Terry Berliner's intimate portraits of five up-and-coming musical-theatre writing teams Songs for the Way We Live Now—all rich dramaturgical excursions into a theatrical genre in the throes of change—are similarly teeming with names, names not only of close creative collaborators but of those seemingly peripheral figures who ultimately make all the difference in these far-flung artists' lives and careers. "New musicals are not the kind of thing you can produce in a vacuum," Chicago-based composer and lyricist Alan Schmuckler remarks with wry understatement, and Berliner's reports demonstrate the truth of that maxim with aplomb.

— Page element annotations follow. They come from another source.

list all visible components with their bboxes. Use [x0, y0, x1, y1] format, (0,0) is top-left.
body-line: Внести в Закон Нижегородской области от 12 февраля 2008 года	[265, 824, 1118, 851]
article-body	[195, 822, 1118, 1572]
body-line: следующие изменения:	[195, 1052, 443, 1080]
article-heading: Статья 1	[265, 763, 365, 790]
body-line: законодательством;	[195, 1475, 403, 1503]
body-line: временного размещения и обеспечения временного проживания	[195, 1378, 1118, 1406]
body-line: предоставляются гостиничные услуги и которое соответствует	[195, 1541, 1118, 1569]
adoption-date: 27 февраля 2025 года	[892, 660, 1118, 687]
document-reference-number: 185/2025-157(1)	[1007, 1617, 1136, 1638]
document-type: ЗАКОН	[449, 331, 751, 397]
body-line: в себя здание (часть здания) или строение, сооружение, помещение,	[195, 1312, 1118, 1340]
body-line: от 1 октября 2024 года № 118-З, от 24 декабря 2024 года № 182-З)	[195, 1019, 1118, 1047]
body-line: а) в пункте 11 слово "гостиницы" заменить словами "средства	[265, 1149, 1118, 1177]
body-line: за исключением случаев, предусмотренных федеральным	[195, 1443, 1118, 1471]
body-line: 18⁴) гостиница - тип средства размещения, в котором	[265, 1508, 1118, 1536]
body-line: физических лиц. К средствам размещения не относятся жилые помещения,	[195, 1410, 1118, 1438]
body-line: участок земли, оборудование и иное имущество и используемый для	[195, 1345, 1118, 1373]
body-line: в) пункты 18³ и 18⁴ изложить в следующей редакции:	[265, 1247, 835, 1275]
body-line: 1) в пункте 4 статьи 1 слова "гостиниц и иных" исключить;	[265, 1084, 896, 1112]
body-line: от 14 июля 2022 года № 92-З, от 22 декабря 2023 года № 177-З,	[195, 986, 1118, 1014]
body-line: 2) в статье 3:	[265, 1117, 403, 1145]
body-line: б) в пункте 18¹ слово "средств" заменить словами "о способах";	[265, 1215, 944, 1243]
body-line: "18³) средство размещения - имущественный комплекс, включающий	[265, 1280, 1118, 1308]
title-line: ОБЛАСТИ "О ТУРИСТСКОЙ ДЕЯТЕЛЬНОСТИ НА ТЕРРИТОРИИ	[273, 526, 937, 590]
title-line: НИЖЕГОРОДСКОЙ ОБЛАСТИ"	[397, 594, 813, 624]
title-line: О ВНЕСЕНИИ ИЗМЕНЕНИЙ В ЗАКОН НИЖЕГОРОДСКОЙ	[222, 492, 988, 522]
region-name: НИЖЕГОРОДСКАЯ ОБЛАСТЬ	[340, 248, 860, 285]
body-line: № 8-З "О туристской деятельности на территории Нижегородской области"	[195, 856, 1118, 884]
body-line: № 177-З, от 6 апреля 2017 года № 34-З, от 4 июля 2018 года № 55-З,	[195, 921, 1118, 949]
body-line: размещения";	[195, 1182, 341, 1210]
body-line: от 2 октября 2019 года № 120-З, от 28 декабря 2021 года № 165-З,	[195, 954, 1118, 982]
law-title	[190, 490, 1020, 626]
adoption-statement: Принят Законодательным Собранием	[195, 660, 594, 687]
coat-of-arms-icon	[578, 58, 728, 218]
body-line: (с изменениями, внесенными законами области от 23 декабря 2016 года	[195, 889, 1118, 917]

There's still more tasty fodder for the dramaturgically inclined in Cassandra Csencsitz's appreciation of poet and classicist Anne Carson's new translation of the Oresteia; in Aaron Mack Schloff's examination of director Rachel Dickstein's text-and-movement-melding methods; even in Elyzabeth Gregory Wilder's tales of rural Alabama teenagers writing plays that push the limits of the form. But you don't have to be a dramaturg to appreciate these varied artists and the intricacies of their accomplishments. You just have to be here—inside the covers of an issue you won't want to miss.